His left-leaning government will also ask for a new precautionary financial aid deal - which had reassured investors ever since Romania was rescued from a crisis in 2009 - from the International Monetary Fund.
The no-confidence vote took place just days after the most recent aid deal expired last weekend and it is unclear whether the lenders will grant Romania a new credit line.
Ponta has denied charges of money-laundering, forgery and aiding tax evasion in a case that mainly relates to his time as a lawyer, and has accused prosecutors of fabricating the case.
Thousands of opposition-led protesters gathered outside the Communist-era Palace of the Parliament in central Bucharest, calling on Ponta to step down as the debate got under way.
“Today’s vote represents a failure on all fronts by the Liberals and proof they don’t have a number of votes for a government,” Ponta told reporters after the vote.
“I will extract myself from all these political battles and I will be ready to use all my energy as prime minister together with the coalition partners.”
Romania is seen as one of Europe’s most corrupt countries, where tax evasion is common and bribes are asked for in exchange for everything from business contracts to state hospital care.
But a crackdown on graft by prosecutors has resulted in some of the most senior politicians, officials and businessmen in the eastern European country investigated and jailed. Ponta’s former finance minister was arrested earlier this year, as was the head of a mid-sized political party, among many others.
“We are tired of so much thieving,” said Petrica Dodis, a 35-year-old clerk from Constanta county who was protesting outside parliament. “We are young, we want something better, instead all we hear about are thefts of millions of euros.”
Ponta’s critics say his refusal to resign has tarnished Romania’s image abroad.
“Ponta must leave. Romania is losing a lot as long as Ponta remains in his post, he lost all of his credibility,” the opposition Liberal party leader Alina Gorghiu told parliament. “Dear ruling coalition MPs: you hold on to Ponta like an old coat: you don’t wear it anymore but you don’t dare to throw it away yet.”
Ponta, 43, has weathered several political storms since coming to power in 2012, including allegations that he plagiarised an academic thesis and the conviction of the leader of his party in a vote-rigging scandal.

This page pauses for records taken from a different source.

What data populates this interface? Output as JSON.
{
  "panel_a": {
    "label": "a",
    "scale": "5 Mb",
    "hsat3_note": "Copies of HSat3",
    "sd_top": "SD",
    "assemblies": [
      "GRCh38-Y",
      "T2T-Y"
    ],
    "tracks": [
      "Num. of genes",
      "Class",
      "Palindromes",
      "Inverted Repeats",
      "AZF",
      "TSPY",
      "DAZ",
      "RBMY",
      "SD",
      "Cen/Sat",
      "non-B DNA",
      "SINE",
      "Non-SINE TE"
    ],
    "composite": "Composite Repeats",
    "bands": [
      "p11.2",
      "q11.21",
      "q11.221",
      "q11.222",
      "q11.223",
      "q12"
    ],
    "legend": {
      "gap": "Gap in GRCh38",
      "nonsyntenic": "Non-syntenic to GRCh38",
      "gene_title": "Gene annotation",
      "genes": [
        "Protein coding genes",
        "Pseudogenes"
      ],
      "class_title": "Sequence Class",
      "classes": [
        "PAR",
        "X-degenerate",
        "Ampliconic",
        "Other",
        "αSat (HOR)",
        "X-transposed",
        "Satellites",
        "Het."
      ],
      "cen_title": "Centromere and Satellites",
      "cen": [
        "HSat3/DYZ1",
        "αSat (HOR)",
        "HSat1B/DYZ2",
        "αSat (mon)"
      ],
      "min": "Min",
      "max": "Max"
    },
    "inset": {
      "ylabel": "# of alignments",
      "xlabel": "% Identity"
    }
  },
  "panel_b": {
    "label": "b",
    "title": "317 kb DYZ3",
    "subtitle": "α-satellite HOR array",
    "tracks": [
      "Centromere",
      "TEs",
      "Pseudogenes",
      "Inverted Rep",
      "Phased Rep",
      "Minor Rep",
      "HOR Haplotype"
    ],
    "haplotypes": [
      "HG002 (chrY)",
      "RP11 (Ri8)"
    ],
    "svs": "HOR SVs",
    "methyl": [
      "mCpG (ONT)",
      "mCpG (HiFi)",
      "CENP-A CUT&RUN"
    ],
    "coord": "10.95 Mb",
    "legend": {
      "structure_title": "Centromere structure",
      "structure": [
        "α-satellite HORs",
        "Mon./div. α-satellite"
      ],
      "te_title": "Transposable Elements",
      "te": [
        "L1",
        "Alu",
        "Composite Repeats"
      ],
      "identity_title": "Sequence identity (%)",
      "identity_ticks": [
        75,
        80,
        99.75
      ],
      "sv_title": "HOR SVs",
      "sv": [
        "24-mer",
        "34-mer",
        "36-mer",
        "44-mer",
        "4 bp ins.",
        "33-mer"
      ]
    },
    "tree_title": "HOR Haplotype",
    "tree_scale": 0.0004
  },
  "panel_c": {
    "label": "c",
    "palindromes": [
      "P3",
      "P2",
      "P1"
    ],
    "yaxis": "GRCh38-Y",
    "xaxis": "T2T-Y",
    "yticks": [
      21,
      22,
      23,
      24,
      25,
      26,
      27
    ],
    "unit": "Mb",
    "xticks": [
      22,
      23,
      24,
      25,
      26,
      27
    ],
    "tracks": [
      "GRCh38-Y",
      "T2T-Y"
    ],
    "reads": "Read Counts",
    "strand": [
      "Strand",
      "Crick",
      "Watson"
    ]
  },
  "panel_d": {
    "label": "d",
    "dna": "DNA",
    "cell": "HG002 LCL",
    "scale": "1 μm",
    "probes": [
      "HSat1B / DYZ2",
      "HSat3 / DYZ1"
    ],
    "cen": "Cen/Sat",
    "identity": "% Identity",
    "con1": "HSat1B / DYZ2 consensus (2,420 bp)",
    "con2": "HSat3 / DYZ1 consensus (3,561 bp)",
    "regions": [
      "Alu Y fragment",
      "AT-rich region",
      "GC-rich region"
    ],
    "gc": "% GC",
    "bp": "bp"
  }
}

While he looks safe for now, his position could again be challenged when parliament debates the 2016 budget in December.
His government has approved double digit wage hikes for doctors, raising the minimum wage, doubling some subsidies and cutting value added tax on food to 9% from 24%.
The IMF and the European Commission might be reluctant to grant Romania another aid deal if the government’s finances are seen as shaky or if it moves too slowly on structural reforms.
Speaking on the sidelines of the vote in parliament, Finance Minister Eugen Teodorovici played down fears of a fiscal blowout and said the budget deficit for 2016 would not cross 3% even when planned public sector wage hikes are factored in.